Whether you have limited options depends on where you see your career going and what skills and experience you think you need. People often see themselves at a fork in the road of their careers, but in reality career management is a bit more like travelling on the London Underground, with many different destinations and routes. To manage your career you need to have a clear idea of where you want to be in the future.
Many techniques are available to help you. You could try writing down how you spend an average 24 hours (divided into sleep, travel, home, leisure, meetings, report-writing, research, presentations etc) then develop an 'ideal' 24 hours for the future - say in five to 10 years' time.
It is useful to draw a timeline covering the past two to three years, showing highs and lows in all aspects of your life - when did you get a real buzz and feel energised and enthusiastic? And when did you feel disenfranchised, disappointed and lost?
Consolidate the highs to get an insight, then consider what type of role might incorporate your ideal aspect.
Evaluate your current skills, experience and qualifications and decide where your next moves are. These may be tangential and not directly upward. You might need help from a colleague or mentor to tease out your core skills. do not forget your transferable skills.
You will also need to persuade prospective employers of your strengths.
Compare your list of skills, competencies, qualifications and experience with those of a job you think you could do. Is it a good match? If not, how can you develop to fit the bill?
Finally, there is nothing like having a go.
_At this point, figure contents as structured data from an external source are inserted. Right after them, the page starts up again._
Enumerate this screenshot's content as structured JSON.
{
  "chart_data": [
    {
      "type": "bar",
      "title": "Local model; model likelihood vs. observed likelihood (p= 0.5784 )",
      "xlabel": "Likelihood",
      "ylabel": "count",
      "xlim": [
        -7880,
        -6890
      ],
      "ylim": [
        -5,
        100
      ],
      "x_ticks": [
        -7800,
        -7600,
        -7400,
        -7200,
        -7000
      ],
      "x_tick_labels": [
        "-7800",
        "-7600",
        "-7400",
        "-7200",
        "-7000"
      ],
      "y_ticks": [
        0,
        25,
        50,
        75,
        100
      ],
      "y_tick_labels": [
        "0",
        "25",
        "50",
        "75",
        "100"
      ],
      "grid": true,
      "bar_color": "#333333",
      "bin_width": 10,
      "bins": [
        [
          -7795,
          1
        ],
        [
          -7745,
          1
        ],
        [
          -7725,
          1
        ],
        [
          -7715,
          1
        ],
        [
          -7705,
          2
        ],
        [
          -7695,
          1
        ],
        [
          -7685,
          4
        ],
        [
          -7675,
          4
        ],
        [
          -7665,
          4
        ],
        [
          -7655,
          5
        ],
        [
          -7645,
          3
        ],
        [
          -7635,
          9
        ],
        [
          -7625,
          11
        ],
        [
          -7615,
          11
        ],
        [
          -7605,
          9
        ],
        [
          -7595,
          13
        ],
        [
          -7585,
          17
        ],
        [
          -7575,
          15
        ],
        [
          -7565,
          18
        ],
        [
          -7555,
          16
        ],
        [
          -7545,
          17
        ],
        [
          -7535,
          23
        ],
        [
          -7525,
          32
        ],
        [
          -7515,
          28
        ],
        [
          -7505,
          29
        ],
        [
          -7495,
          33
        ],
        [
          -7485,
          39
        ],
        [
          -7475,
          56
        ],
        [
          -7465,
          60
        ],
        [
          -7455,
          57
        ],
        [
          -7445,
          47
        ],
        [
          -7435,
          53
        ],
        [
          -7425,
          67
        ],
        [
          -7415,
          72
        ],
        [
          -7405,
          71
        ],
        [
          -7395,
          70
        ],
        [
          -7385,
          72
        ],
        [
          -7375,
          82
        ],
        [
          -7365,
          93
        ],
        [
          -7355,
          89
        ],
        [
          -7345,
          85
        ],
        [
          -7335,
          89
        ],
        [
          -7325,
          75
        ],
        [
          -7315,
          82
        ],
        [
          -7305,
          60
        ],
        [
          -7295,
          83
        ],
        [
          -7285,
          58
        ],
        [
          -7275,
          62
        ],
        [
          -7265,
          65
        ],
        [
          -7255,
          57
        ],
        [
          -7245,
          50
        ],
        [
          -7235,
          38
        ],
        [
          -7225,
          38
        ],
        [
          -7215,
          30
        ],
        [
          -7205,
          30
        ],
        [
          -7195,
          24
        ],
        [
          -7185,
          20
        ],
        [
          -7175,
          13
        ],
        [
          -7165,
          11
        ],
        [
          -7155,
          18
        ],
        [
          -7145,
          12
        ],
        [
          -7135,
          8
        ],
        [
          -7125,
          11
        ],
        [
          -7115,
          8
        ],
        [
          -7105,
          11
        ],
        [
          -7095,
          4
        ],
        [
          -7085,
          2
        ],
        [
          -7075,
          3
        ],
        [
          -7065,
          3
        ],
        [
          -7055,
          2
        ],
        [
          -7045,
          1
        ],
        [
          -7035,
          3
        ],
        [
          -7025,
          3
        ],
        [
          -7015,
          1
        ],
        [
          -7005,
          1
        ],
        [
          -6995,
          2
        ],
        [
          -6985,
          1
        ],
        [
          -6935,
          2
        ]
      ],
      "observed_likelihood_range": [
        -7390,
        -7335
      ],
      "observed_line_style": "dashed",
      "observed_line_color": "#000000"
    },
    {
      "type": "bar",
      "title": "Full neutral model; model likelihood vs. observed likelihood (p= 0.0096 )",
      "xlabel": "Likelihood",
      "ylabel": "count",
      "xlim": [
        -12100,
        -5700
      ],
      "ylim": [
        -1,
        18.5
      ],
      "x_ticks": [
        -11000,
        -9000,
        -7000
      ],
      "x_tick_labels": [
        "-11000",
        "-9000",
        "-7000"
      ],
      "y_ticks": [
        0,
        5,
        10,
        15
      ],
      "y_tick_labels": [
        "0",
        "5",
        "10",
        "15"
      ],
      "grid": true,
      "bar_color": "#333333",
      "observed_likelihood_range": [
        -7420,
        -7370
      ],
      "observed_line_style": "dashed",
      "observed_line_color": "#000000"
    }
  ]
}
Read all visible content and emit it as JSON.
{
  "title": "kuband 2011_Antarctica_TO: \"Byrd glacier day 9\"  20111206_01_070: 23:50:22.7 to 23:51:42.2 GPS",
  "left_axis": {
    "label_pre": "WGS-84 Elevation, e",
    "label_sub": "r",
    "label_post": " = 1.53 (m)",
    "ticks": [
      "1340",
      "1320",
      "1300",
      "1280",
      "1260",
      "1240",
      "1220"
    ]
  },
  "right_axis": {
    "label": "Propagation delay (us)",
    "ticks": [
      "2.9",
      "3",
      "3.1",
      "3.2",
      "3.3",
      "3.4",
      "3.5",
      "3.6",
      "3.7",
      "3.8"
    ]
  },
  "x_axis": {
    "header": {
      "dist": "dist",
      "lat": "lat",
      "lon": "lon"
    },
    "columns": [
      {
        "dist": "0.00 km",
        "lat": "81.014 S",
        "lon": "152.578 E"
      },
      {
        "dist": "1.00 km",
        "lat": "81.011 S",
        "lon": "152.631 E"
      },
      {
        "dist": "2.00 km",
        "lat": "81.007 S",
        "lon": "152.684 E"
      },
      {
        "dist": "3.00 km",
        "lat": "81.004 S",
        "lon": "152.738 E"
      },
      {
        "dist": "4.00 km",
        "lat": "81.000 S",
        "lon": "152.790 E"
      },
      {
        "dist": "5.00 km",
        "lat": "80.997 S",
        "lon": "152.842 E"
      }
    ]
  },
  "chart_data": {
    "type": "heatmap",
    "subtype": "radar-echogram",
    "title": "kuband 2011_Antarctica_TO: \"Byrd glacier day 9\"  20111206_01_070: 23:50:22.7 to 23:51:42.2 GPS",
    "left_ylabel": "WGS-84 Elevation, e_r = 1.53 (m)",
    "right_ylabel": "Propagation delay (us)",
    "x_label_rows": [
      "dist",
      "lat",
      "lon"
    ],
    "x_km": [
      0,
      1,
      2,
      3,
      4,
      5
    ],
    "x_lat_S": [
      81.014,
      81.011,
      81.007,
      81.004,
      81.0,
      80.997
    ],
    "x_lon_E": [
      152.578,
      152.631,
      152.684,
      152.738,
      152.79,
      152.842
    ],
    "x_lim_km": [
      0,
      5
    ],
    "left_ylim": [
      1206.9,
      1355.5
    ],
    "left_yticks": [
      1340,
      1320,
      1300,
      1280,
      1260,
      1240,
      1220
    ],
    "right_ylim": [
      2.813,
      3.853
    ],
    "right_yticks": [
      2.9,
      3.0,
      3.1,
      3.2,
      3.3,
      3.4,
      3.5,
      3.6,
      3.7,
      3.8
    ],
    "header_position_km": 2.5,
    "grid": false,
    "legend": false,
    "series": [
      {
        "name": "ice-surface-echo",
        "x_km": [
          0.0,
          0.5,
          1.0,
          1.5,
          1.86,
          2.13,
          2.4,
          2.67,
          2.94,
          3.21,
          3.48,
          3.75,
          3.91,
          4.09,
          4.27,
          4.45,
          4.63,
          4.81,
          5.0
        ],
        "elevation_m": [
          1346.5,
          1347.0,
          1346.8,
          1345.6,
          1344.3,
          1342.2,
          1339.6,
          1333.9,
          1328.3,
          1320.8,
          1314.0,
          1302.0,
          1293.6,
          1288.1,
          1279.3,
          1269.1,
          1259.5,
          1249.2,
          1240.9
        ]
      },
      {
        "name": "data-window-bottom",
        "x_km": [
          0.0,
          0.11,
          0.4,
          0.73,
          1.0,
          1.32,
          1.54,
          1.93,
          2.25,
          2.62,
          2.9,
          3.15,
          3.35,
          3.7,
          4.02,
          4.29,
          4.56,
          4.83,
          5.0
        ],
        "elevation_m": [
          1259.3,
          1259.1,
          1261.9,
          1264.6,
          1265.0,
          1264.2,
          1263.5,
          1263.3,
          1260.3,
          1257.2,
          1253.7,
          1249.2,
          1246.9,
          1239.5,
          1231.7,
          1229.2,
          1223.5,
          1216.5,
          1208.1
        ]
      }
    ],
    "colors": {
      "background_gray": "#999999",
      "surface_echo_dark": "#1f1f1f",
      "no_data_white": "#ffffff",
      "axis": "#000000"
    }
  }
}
If you see a position you think you could fill and would enjoy, apply. If you do not get past the interview, make sure you get feedback. Then act on it.
Kate Gordon says
I would want to ask various other questions, not least what have you done and enjoyed in your career?
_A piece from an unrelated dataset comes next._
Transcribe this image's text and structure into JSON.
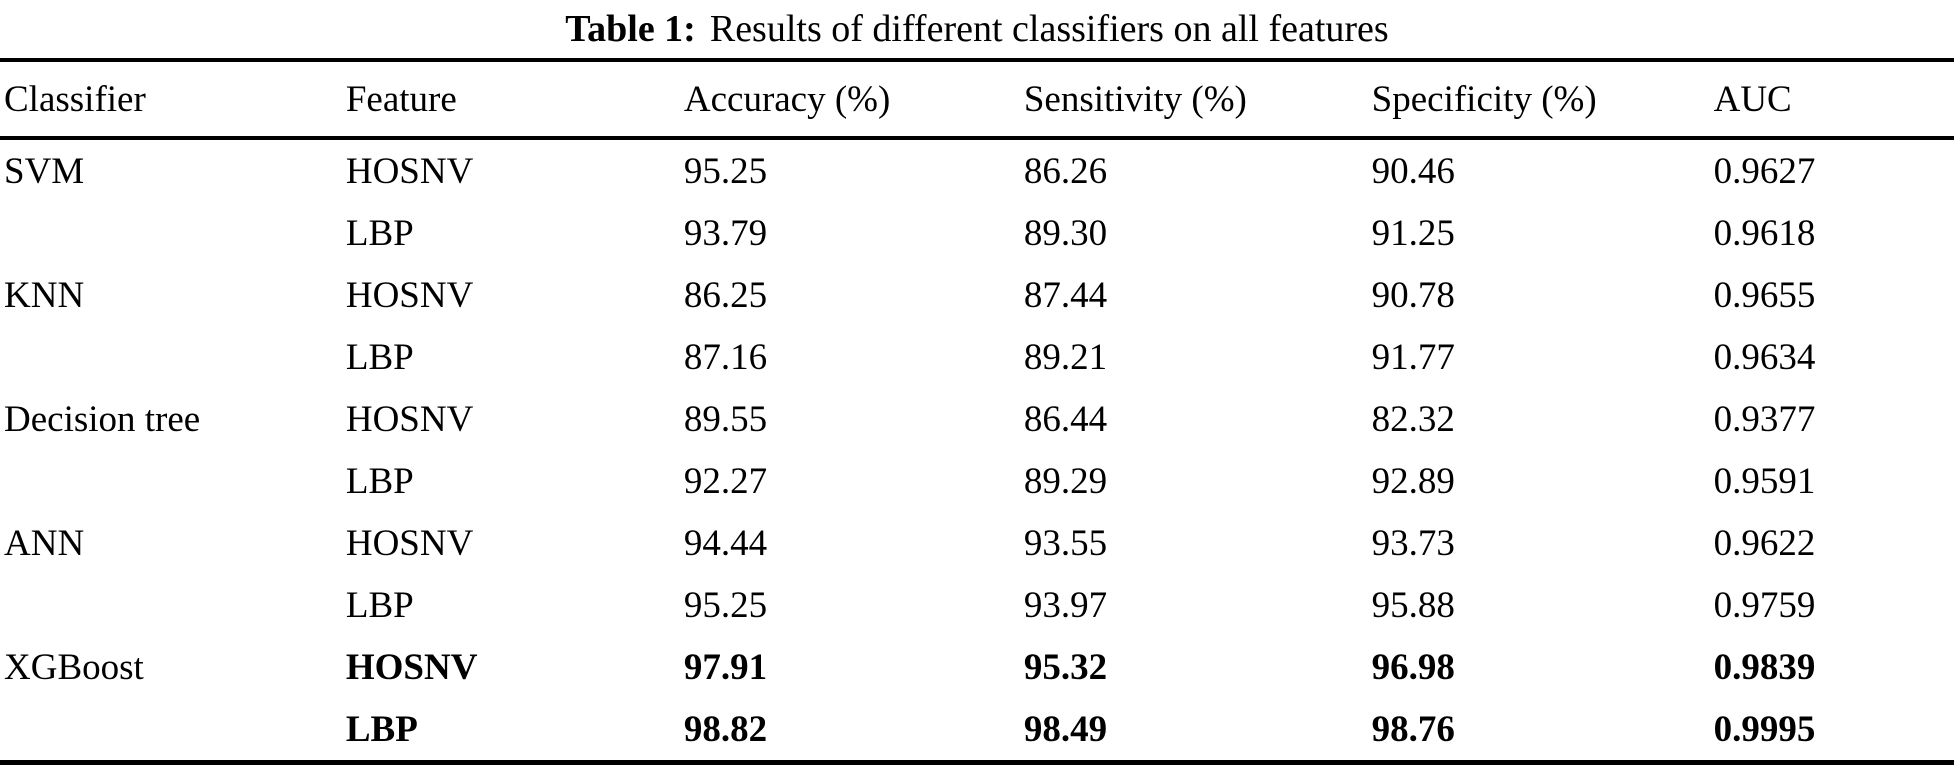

When you got your current job as a policy adviser, what ideas did you have for where you wanted your career to go after this job?
It is all too easy to think about what you want for your next job what you also need to think about is where you want your career to go.
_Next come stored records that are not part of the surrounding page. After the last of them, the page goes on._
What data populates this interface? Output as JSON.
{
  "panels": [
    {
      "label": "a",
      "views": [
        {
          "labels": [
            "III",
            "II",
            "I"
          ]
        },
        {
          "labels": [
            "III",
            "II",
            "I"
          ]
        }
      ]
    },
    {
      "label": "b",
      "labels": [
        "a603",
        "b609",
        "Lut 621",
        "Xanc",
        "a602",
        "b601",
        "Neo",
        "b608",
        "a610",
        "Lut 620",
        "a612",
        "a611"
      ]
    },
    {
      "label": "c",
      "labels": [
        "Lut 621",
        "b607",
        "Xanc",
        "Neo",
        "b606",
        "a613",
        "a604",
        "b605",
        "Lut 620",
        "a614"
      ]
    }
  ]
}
When you have decided, it is much easier to identify the next steps needed in order to achieve that, and also what type of job to go for.
I would suggest the following process would be very useful in helping you identify your options: Do a skills inventory, identifying both your core and transferable skills. Going through this process should give you a clearer picture of what you have to offer and what potential options for the future are available. Start to identify what your options are and then review which ones you feel are most suited to you.
Next, score each option out of 10 (with 10 being the most perfect fit) and come up with the three most preferable options. Once you have at least three options, the element of choice will make you feel far more in control over your future.
What options feel best, and why?
Review your life goals and purpose, and map over these options. Do any of them become less important, change or drop out all together?
Which one do you want to do the most?
This may give you ideas about any further development you might want to do before moving jobs.
Finally, is there anything else you need to do to get that job? If there is, do it.